Masih menurut BPS,  penurunan luas panen dan produksi terjadi di provinsi yang selama ini menjadi sentra produksi nasional. Meliputi Sulawesi Selatan, Jawa Barat, Jawa Timur, Lampung dan Jawa Tengah. Sentra produksi padi itu mengalami penyusutan luas panen.

Data tentang defisit produksi beras dan data mengenai penurunan luas panen perlu dikedepankan agar menjadi perhatian semua pemangku kepentingan, baik di pusat maupun daerah. Masalah ini harus dikelola dengan penuh kebijaksanaan karena berkait langsung dengan kebutuhan dasar lebih dari 270 juta jiwa rakyat Indonesia.

Impor bahan pangan tidak akan mudah lagi karena faktor ketidakpastian global itu. Kesulitan itu, mau tak mau, menyadarkan dan memaksa Indonesia untuk mulai berupaya mandiri pada aspek pengadaan pangan. Maka, pengelolaan dan pemanfaatan semua sumber daya nasional, utamanya anggaran negara, hendaknya tetap ditujukan pada semangat dan kewajiban untuk sebesar-besarnya memenuhi kebutuhan dasar warga negara.  Upaya mewujudkan kemandirian dan ketahanan pangan negara-bangsa hendaknya diprioritaskan.

Tidak kalah pentingnya adalah upaya menyediakan air bersih bagi masyarakat yang terdampak kekeringan. Rencana program pemerintah tentang ketahanan air hendaknya segera direalisasikan.

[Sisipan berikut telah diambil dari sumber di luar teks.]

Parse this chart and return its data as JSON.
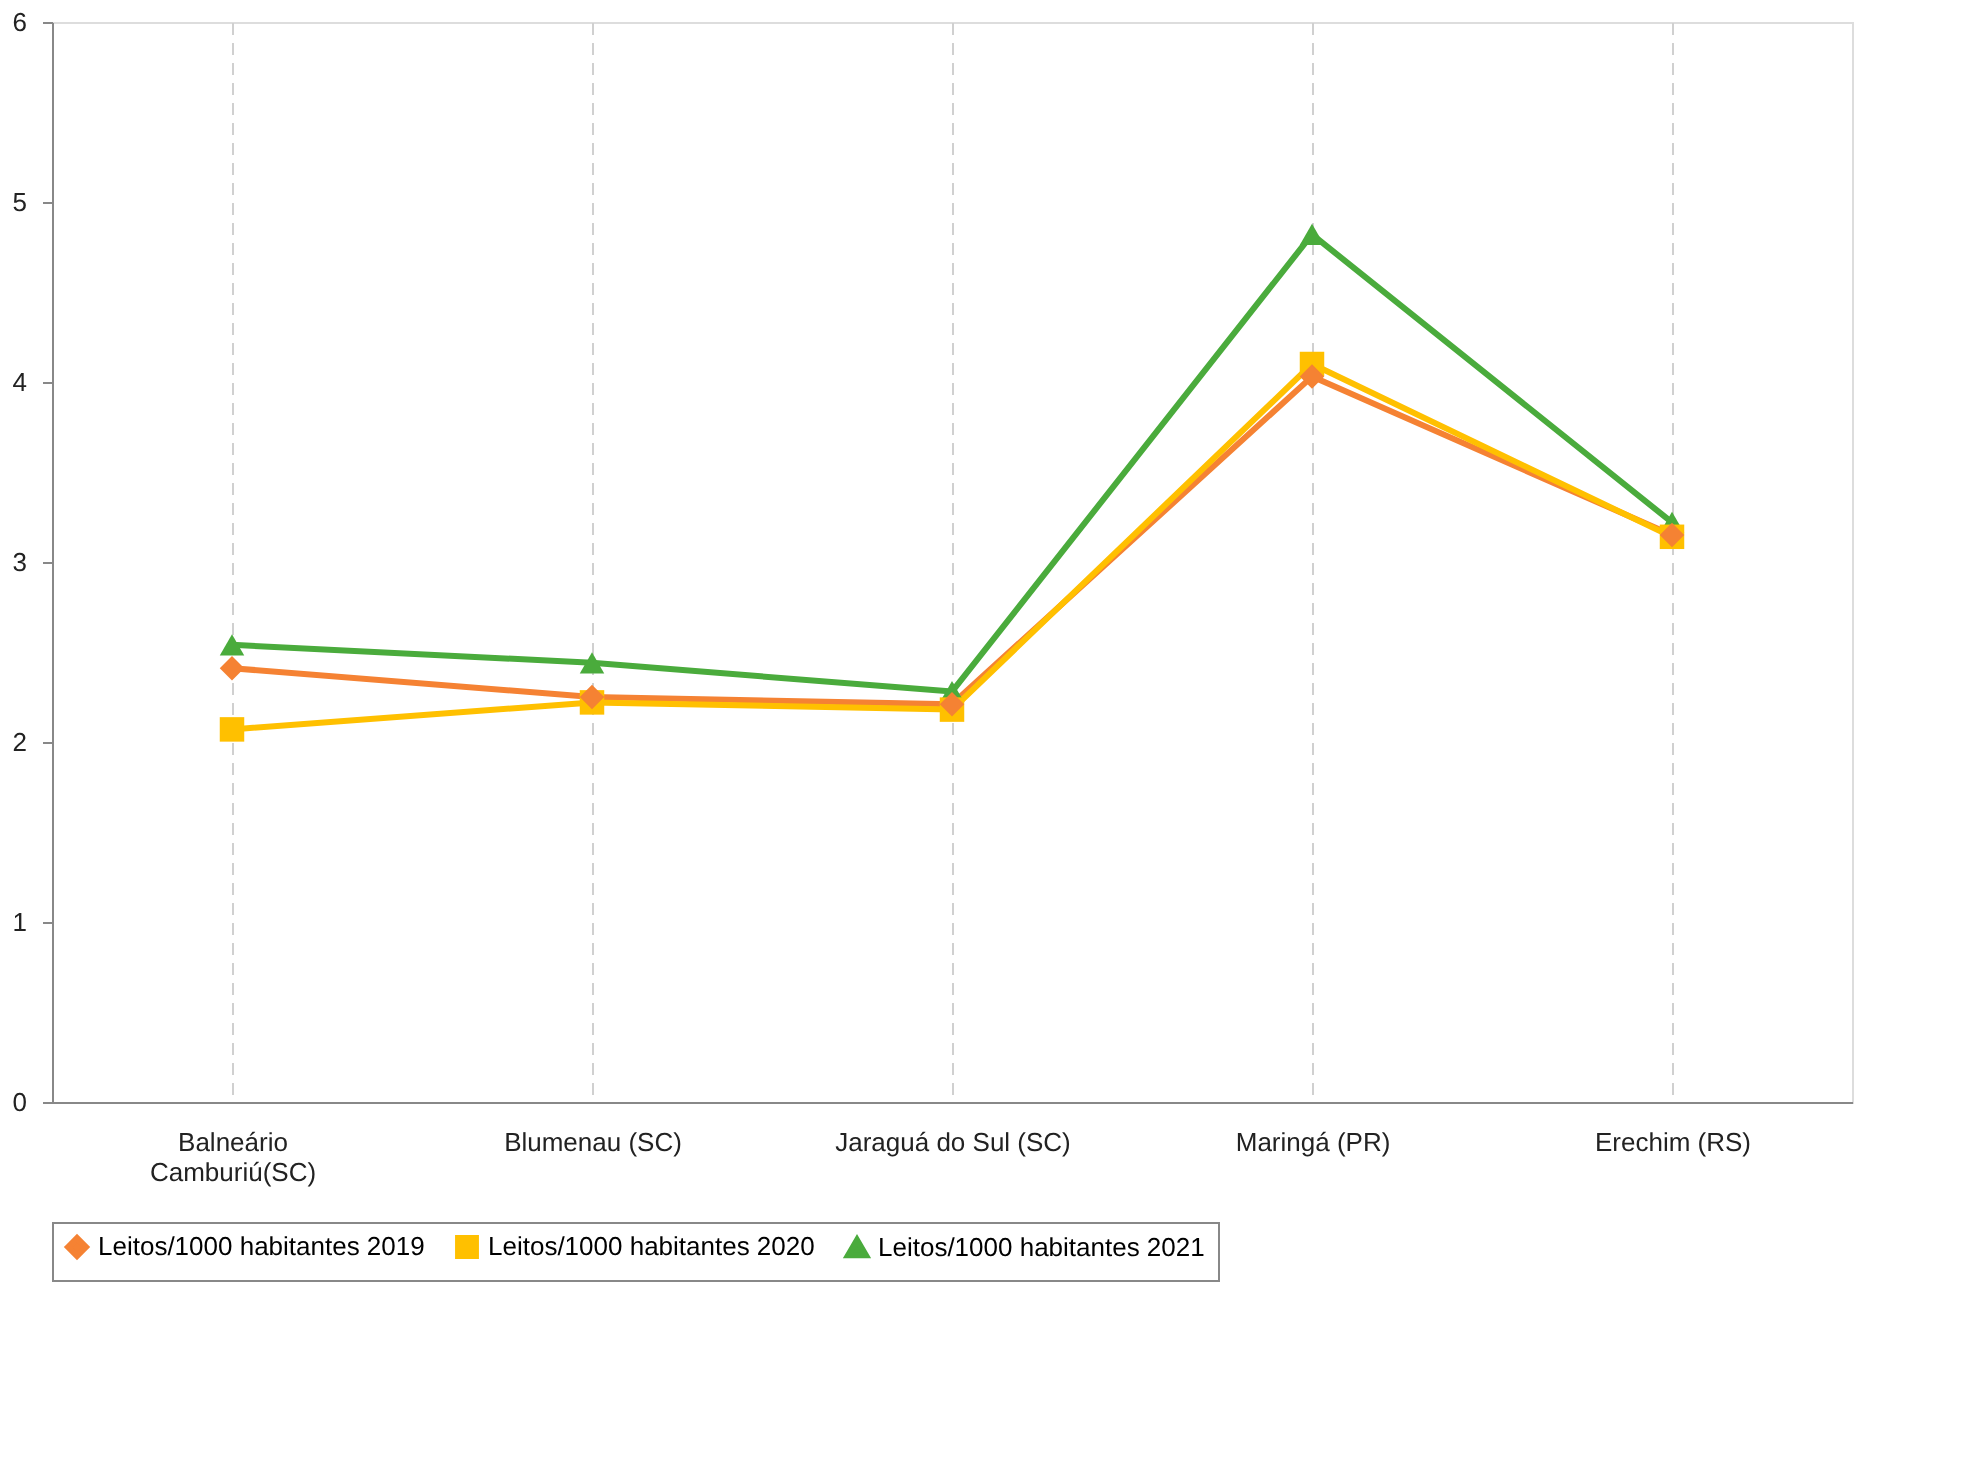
{
  "chart_data": {
    "type": "line",
    "categories": [
      "Balneário Camburiú(SC)",
      "Blumenau (SC)",
      "Jaraguá do Sul (SC)",
      "Maringá (PR)",
      "Erechim (RS)"
    ],
    "series": [
      {
        "name": "Leitos/1000 habitantes 2019",
        "color": "#f58233",
        "marker": "diamond",
        "values": [
          2.41,
          2.25,
          2.21,
          4.03,
          3.15
        ]
      },
      {
        "name": "Leitos/1000 habitantes 2020",
        "color": "#ffc000",
        "marker": "square",
        "values": [
          2.07,
          2.22,
          2.18,
          4.1,
          3.14
        ]
      },
      {
        "name": "Leitos/1000 habitantes 2021",
        "color": "#4aab3c",
        "marker": "triangle",
        "values": [
          2.54,
          2.44,
          2.28,
          4.82,
          3.22
        ]
      }
    ],
    "ylim": [
      0,
      6
    ],
    "yticks": [
      0,
      1,
      2,
      3,
      4,
      5,
      6
    ],
    "grid": "x",
    "legend": "bottom"
  }
}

Program menjaga dan meningkatkan luas tutupan hutan, serta konservasi sumber daya air dengan pembangunan waduk dan jaringan irigasi, idealnya semakin dipercepat sebagai antisipasi dampak perubahan iklim di tahun-tahun mendatang.

Bagi Indonesia, tahun 2024 tidaklah mudah karena masih terdampak oleh ketidakpastian global. Hasil Pemilu 2024 tidak otomatis dapat menyelesaikan persoalan-persoalan strategis yang mengemuka sepanjang 2023. Bahkan, jika tidak bijaksana, bukan tidak mungkin rangkaian persoalan strategis itu akan tereskalasi, baik karena faktor eksternal maupun faktor yang bersumber dari dalam negeri.